Multicellular liver systems and how to deconvolute toxicity in a complex system?

The liver is a major site for xenobiotic-induced toxicity and in vitro systems often focus on the hepatocyte. However, multicellular 3D-systems are better suited to reflect some types of toxicities such as immune-mediated responses and liver fibrosis. Immune-mediated liver toxicity may involve Kupffer cells or Hepatic sinusoidal cells (LSECs). Liver fibrosis involves a series of key events described in the adverse outcome pathway (AOP) #38, based on the interaction of at least three cellular players: hepatocytes, Kupffer cells, and hepatic stellate cells. Hence, complex in vitro systems are required to assess these effects. For example, 3D-co-culture spheroid models can reproduce a fibrotic phenotype and mimic the key events characteristic of the liver fibrosis AOP (hepatocellular damage, activation of Kupffer cells, activation of stellate cells and deposition of extracellular matrix).

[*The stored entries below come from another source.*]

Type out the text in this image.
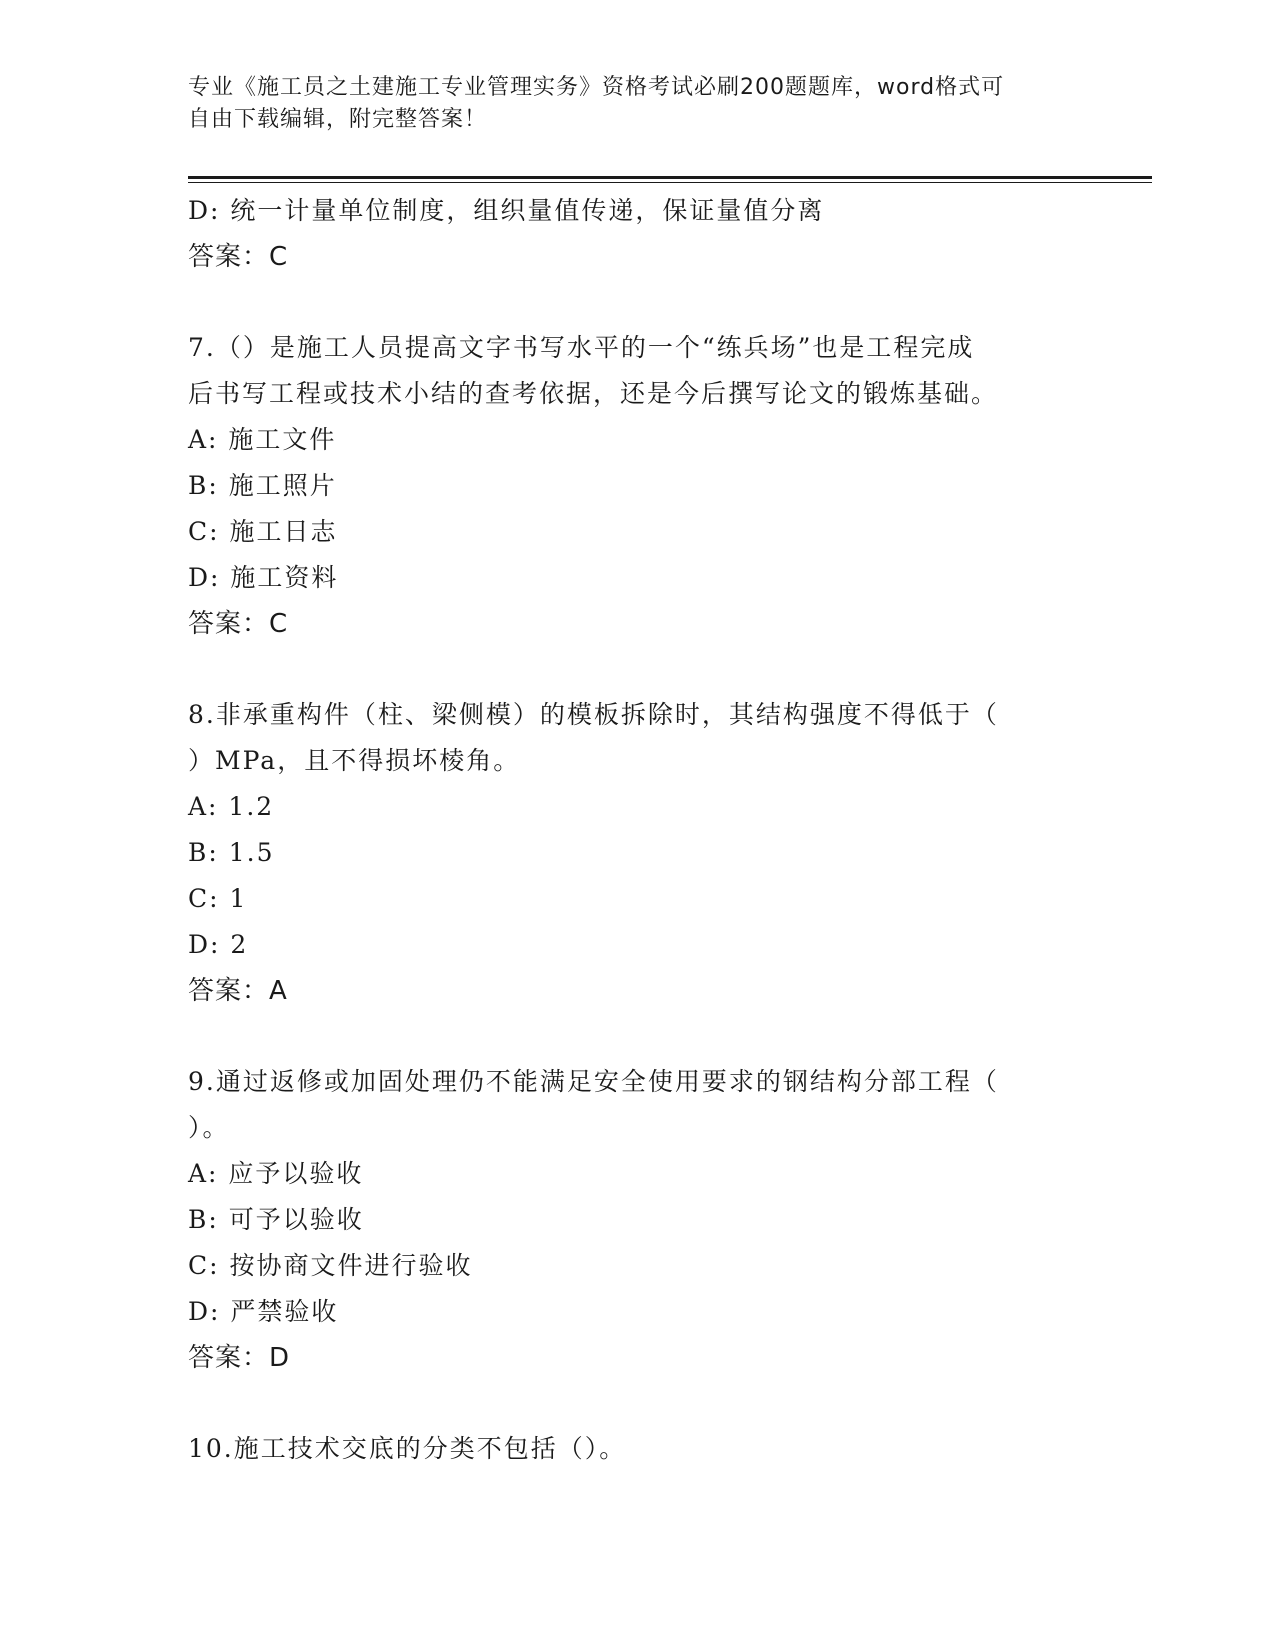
专业《施工员之土建施工专业管理实务》资格考试必刷200题题库，word格式可
自由下载编辑，附完整答案！
D: 统一计量单位制度，组织量值传递，保证量值分离
答案：C
7.（）是施工人员提高文字书写水平的一个“练兵场”也是工程完成
后书写工程或技术小结的查考依据，还是今后撰写论文的锻炼基础。
A: 施工文件
B: 施工照片
C: 施工日志
D: 施工资料
答案：C
8.非承重构件（柱、梁侧模）的模板拆除时，其结构强度不得低于（
）MPa，且不得损坏棱角。
A: 1.2
B: 1.5
C: 1
D: 2
答案：A
9.通过返修或加固处理仍不能满足安全使用要求的钢结构分部工程（
）。
A: 应予以验收
B: 可予以验收
C: 按协商文件进行验收
D: 严禁验收
答案：D
10.施工技术交底的分类不包括（）。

However, in these complex systems it is difficult to understand the contribution of each cell type to the observed response. Studies implementing co-cultures, monocultures, and cell-type specific endpoints such as cellular respiration and release of miRNAs can help better discern the specific involvement of target cells. As specific examples, we evaluated the effects of methotrexate and the response to adeno-associated viruses (AAVs) of several liver cell types.